Offensively, the 2010 Flyers had 10 players with 30 or more points: Mike Richards, Jeff Carter, Chris Pronger, Danny Briere, Scott Hartnell, Simon Gagne, Kimmo Timonen, James van Riemsdyk, Matt Carle, and our captain now, Claude Giroux. The 2016 team has seven who are either at 30 points or more or within touching distance: Giroux, Brayden Schenn, Wayne Simmonds, Jake Voracek, Gostisbehere, Sean Couturier, and Michael Raffl with 28 points. However, the 2016 team has 12 people who have anywhere from 10 to 30 points, whereas the 2010 team was more top-heavy and only had six.

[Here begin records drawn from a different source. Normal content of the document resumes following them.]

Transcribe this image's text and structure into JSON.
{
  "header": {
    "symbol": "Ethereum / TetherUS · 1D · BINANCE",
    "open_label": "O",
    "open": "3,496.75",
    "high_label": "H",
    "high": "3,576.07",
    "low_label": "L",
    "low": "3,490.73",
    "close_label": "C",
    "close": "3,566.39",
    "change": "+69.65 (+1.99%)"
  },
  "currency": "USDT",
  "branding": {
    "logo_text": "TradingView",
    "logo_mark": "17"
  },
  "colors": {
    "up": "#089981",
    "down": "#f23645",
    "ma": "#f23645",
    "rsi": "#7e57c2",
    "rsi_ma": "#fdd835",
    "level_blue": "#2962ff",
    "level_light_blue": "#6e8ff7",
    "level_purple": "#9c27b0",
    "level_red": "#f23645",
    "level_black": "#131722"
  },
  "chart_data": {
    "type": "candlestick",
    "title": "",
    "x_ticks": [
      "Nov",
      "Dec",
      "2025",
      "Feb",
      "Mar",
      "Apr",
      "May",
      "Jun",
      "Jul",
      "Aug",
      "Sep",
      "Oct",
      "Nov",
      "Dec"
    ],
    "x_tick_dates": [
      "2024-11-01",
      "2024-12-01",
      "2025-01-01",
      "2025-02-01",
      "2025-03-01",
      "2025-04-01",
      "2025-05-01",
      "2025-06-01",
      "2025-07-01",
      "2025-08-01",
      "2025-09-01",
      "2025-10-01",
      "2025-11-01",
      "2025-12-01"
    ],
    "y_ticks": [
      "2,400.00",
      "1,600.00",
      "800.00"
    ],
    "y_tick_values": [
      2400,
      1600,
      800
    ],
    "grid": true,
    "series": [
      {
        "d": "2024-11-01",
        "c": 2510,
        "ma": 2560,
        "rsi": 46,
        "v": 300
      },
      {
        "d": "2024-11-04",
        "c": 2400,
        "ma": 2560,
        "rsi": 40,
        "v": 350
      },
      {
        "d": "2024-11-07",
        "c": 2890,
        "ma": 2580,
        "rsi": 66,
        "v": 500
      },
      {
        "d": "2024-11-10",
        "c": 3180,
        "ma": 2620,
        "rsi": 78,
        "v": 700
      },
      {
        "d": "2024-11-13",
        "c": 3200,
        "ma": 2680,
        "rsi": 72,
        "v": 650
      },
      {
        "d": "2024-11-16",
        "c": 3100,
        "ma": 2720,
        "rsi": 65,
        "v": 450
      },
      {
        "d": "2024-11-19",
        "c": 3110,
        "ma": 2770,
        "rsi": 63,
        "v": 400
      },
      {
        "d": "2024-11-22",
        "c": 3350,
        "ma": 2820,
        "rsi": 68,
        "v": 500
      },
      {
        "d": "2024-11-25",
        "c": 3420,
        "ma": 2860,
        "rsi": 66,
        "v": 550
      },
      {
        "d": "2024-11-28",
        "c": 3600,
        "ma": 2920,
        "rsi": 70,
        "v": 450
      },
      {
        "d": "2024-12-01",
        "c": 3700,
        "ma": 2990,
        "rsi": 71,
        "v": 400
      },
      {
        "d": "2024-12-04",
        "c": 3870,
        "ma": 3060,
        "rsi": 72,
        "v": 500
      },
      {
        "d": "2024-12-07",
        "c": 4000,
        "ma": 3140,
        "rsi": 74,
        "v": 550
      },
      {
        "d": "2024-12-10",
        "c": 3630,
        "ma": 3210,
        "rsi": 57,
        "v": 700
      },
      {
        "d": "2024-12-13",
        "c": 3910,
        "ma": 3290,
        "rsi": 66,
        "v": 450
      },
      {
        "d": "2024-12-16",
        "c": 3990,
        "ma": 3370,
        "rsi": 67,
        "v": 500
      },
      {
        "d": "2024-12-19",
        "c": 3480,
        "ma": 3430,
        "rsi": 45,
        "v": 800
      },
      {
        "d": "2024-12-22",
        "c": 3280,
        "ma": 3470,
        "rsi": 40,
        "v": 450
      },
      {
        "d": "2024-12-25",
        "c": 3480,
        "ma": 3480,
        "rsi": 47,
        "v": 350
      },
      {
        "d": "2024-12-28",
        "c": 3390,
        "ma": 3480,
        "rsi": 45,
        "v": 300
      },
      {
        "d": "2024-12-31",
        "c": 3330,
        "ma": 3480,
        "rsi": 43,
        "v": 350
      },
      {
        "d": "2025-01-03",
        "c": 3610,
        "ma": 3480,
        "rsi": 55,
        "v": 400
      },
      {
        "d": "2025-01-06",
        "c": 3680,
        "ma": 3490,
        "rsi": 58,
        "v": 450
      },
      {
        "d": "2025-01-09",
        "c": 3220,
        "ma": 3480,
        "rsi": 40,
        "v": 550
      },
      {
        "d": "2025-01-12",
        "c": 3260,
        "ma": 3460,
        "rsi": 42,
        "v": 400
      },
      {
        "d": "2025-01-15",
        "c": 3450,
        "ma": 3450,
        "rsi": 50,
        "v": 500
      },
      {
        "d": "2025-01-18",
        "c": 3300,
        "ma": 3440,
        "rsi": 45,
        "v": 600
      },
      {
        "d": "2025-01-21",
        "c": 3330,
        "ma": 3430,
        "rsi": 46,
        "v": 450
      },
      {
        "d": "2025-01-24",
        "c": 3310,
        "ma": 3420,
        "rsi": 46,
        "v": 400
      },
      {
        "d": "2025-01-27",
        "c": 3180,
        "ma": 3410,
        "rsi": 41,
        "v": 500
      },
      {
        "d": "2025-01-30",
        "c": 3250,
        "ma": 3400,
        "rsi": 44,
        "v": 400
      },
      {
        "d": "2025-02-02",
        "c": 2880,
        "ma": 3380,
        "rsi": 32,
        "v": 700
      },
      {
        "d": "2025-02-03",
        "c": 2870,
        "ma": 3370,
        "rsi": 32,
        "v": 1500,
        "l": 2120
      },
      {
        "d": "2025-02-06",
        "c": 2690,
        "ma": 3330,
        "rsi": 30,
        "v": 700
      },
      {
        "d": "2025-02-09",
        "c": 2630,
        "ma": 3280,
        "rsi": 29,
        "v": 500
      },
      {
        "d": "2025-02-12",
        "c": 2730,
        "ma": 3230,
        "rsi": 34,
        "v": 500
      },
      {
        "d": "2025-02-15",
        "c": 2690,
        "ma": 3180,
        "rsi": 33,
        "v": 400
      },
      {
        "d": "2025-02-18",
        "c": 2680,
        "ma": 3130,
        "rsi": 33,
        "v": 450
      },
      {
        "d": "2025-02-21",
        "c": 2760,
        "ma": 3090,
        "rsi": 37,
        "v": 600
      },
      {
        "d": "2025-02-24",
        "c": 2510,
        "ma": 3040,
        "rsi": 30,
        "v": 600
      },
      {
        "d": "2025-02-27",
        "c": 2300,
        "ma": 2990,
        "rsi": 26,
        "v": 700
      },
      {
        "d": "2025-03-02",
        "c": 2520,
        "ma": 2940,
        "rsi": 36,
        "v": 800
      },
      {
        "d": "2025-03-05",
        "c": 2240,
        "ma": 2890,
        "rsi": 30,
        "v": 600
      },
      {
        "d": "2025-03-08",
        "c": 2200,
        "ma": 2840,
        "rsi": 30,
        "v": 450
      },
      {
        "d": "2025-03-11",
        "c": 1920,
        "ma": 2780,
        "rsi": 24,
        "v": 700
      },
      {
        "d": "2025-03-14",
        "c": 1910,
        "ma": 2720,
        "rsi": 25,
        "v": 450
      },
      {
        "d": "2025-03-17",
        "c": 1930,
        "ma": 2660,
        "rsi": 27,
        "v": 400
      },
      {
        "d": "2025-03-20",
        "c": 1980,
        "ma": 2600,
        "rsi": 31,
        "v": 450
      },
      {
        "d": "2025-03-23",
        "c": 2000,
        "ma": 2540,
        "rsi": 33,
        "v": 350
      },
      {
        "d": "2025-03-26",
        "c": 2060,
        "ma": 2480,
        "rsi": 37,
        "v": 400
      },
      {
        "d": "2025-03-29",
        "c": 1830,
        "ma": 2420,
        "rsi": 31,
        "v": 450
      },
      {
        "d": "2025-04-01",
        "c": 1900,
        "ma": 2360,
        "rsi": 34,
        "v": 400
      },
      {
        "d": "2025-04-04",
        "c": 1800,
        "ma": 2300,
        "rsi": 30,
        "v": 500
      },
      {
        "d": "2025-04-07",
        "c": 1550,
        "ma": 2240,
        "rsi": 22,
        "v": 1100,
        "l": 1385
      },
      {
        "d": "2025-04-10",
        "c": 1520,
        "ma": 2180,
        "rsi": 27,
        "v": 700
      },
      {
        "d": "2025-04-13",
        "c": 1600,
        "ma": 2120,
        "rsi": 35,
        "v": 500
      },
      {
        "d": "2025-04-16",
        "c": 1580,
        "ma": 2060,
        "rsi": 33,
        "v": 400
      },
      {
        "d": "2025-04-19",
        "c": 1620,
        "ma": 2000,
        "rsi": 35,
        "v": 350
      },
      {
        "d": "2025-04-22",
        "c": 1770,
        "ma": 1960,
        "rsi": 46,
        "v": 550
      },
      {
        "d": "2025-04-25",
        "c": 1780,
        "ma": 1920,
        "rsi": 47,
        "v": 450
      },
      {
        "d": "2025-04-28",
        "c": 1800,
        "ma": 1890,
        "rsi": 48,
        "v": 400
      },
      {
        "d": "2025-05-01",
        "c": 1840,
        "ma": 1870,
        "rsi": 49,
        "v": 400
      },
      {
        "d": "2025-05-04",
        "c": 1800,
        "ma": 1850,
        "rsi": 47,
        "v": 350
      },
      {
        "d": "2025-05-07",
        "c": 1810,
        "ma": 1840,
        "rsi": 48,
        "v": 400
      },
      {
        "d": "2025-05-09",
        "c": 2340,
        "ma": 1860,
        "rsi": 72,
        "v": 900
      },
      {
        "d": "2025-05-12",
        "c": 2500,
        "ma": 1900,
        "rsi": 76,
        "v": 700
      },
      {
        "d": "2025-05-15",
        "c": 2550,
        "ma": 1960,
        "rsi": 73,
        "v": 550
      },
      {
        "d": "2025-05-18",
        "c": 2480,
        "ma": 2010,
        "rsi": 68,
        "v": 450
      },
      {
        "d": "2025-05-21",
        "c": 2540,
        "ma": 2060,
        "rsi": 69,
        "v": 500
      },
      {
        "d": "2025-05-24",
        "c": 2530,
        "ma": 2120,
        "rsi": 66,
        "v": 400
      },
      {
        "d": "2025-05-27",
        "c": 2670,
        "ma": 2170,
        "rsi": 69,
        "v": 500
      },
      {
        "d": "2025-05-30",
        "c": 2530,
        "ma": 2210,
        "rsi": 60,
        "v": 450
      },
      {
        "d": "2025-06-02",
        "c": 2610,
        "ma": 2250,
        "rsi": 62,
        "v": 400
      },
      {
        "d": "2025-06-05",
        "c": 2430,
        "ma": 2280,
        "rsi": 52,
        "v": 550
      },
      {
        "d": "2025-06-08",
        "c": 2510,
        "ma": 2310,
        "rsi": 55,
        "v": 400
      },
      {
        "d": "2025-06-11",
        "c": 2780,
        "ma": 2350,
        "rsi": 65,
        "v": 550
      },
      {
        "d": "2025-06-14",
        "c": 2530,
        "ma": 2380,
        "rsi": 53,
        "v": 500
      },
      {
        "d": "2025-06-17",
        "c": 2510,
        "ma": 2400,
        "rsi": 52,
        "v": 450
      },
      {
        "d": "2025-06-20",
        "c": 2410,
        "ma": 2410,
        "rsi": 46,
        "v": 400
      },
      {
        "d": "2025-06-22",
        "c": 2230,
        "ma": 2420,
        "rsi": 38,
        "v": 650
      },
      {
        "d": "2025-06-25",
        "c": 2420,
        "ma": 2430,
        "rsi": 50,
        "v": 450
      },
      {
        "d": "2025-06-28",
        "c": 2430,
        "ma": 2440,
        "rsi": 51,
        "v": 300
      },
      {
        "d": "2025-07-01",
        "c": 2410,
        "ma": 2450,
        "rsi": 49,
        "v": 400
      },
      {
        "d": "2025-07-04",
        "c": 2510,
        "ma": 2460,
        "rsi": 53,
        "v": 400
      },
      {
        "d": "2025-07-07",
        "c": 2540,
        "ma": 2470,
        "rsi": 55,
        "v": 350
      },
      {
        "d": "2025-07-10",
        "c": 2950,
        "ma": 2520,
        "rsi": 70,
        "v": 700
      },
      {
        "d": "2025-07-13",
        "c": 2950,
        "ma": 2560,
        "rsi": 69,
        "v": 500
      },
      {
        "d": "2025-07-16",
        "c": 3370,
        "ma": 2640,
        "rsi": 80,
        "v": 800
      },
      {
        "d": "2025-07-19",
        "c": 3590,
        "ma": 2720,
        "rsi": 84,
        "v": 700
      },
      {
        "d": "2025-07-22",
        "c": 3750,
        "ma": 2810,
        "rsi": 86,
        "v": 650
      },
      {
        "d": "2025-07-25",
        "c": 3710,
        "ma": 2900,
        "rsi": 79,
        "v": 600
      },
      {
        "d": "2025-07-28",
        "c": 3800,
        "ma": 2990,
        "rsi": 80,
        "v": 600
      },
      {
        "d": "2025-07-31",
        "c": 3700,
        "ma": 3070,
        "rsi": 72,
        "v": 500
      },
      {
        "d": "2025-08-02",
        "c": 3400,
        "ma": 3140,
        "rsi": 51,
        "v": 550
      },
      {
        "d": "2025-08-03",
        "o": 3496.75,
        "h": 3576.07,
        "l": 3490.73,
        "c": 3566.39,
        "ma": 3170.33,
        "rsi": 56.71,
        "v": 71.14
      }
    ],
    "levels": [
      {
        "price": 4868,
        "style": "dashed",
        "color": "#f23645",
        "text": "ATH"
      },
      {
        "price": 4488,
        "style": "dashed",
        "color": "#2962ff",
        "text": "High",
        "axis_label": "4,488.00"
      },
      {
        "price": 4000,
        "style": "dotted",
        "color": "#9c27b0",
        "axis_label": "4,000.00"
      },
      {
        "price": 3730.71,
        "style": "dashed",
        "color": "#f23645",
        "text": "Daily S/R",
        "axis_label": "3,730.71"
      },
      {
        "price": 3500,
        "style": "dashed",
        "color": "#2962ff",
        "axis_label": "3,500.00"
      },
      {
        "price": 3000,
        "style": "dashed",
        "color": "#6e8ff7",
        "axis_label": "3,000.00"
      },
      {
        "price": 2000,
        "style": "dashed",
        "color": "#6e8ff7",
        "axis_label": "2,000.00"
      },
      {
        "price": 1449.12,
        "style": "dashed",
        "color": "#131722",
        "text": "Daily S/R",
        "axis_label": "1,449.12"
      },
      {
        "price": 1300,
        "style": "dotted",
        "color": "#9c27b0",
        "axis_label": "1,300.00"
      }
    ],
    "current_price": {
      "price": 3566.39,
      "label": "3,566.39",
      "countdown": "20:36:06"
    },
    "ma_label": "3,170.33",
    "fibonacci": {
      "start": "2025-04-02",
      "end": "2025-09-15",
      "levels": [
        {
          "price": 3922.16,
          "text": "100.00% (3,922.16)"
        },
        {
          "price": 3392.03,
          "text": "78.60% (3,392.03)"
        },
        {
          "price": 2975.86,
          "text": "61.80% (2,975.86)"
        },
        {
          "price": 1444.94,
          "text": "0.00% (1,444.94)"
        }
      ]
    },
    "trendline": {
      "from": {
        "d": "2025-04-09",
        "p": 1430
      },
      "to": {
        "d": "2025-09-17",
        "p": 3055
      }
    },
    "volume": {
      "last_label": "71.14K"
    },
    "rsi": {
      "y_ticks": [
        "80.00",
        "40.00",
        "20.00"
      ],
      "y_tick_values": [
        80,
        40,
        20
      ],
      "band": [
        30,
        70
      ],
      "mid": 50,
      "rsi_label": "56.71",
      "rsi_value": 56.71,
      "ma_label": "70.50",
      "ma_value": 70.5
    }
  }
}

Defensively, four of the six defensemen who played more than half of the games had a CF over 50% for the 2010 team. Five of seven defensemen who have played at least half the games for the 2016 have a CF of over 50%; only Mark Streit (48.9%) and Nick Schultz (46%) are below that mark. However, the 2016 has two defensemen (Andrew MacDonald at 48% and Luke Schenn at 45.7%) who have played a quarter of the year and were below that mark. The 2010 team only had one defenseman (Danny Syvret at 47.8%) who matches that standard.
There are a lot of similarities to the teams: both teams got scoring from a wide variety of sources, and both teams got solid defensive play. The 2010 team had better top-end scoring and a better top defenseman (more on that in a minute) but the 2016 team has much better goaltending. There’s no better or worse here it appears, just different.
One last thing…
The 2016 team has a magical defenseman in Gostisbehere, but the 2010 team had a pretty good blue liner in Chris Pronger. Let’s take a look at their seasons put together.
Shayne Gostisbehere has played 58 games and has scored 16 goals to go along with 26 assists, 42 points, CF 50.5%, and C/60 1.2, while during the 2009-2010 season, Chris Pronger played 82 games and scored 10 goals, and added 45 assists, 55 points, CF 53.7%, and C/60 8.3.
This tells us that Pronger was as good as Ghost offensively and was his defensive superior, which coincides with what we know and saw with our eyes. Still, it’s fun to look at, and Ghost still has room to grow.